A third use of cultural capital is to theorize or describe barriers to academic progress when institutions privilege or require cultural knowledge that not all students will have. For example, a study proposing a model of undergraduate scientific research capital looks at the various barriers to students engaging in research activities necessary for successfully entering STEM careers. Economic capital — the ability to afford unpaid internships, for example — is a critical factor, as is social capital in the form of relationships and networks. But even accounting for those differences, tacit cultural knowledge about how to find and secure research opportunities is also important and “unevenly distributed to students,” the authors write.

Cultural capital in undergraduate research: an exploration of how biology students operationalize knowledge to access research experiences at a large, public research-intensive institution.

From: Cultural capital in undergraduate research: an exploration of how biology students operationalize knowledge to access research experiences at a large, public research-intensive institution.

Discussions of cultural capital in education can tend toward deficits-based perspectives if students are described as having more or less cultural capital. An assets-based take on the concept frames students as having different kinds of cultural capital that colleges and universities are more or less successful at recognizing and drawing on.

Every student has reservoirs of experiences, knowledge, and skills that are potential strengths enabling academic success. Those strengths may include family support, peer groups, religious communities, and broad language practices. By incorporating students’ cultural capital that has been traditionally undervalued, the institutionalized inequities of higher education can be questioned and decentered.

By acknowledging the positive role of cultural capital in higher education for Black, Latino, Indigenous, poverty-affected, and first-generation students, Bourdieu’s three states of cultural capital potentially take on a new meaning:

  • The embodied state can be thought of as the unique knowledge and experiences a student brings to the classroom that can be engaged to sustain their academic progress.
  • The objectified state can be thought of as the material items with social significance to a student that can enhance their perspective and learning.
  • The institutionalized state can be thought of as how the college or university perceives and engages a student’s cultural capital.

Cultural capital and digital learning

Digital learning affords opportunity to draw on students’ cultural capital. With innovations in adaptive learning software and digital multimodal compositions in higher education, courses in a variety of modalities can create spaces for students to explore their own cultural capital and hear from voices that reflect their own.

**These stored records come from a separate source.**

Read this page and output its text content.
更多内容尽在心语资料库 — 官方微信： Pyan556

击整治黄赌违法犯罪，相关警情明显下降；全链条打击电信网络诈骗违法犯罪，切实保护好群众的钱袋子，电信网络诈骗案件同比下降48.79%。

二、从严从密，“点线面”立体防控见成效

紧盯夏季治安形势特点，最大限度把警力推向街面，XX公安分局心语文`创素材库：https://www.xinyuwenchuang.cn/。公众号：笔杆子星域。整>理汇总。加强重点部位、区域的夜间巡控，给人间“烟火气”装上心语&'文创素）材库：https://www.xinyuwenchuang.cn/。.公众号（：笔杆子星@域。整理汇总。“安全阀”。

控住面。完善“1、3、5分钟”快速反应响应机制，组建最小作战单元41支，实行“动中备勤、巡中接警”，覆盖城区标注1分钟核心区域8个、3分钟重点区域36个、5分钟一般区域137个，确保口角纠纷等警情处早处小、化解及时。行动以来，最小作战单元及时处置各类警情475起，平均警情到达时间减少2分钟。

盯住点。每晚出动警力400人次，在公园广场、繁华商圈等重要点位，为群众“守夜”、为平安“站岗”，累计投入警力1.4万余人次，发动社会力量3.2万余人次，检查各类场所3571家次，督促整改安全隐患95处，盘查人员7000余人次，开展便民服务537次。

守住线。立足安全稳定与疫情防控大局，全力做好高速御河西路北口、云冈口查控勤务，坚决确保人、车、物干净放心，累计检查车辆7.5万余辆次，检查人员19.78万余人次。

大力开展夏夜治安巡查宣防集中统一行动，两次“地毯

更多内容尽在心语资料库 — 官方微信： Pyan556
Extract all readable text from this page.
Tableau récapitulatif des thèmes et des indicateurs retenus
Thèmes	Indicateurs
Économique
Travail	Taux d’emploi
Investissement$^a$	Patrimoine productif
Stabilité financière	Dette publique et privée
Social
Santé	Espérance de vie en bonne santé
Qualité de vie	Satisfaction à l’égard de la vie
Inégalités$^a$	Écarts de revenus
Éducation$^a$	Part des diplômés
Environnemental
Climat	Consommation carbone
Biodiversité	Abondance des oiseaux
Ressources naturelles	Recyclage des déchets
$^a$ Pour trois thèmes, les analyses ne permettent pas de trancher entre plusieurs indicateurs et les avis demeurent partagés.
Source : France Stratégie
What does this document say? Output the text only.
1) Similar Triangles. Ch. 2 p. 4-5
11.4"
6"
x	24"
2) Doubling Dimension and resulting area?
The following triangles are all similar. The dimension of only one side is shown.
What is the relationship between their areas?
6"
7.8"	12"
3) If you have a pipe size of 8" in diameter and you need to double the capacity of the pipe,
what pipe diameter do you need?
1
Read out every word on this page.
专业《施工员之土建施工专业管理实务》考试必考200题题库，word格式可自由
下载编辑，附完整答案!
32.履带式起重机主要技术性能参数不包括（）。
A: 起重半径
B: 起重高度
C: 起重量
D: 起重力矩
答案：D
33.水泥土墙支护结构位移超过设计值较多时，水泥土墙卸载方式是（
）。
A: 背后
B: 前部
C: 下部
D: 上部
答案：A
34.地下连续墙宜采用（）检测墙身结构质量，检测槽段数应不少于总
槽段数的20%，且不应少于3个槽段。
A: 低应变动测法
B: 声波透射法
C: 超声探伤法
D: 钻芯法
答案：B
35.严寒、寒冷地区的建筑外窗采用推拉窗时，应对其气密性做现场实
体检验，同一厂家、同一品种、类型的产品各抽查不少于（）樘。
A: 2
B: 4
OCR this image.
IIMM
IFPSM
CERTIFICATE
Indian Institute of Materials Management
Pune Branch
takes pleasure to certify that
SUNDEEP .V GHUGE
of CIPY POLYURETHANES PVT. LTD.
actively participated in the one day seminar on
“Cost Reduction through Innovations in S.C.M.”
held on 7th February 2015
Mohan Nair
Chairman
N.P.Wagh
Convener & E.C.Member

For example, multimodal composition can encourage collaboration. As collaboration occurs, students become engaged in discussion, building upon their cultural capital. This is taken further when collaboration is taken outside of the classroom, and community capital is built.

Discussion of cultural capital in higher education has long been confined to a deficits-based perspective. But as educators and academic institutions continue to seek ways to promote equity for every learner, the unique aspects that form students’ cultural capital are a resource to be celebrated and drawn on.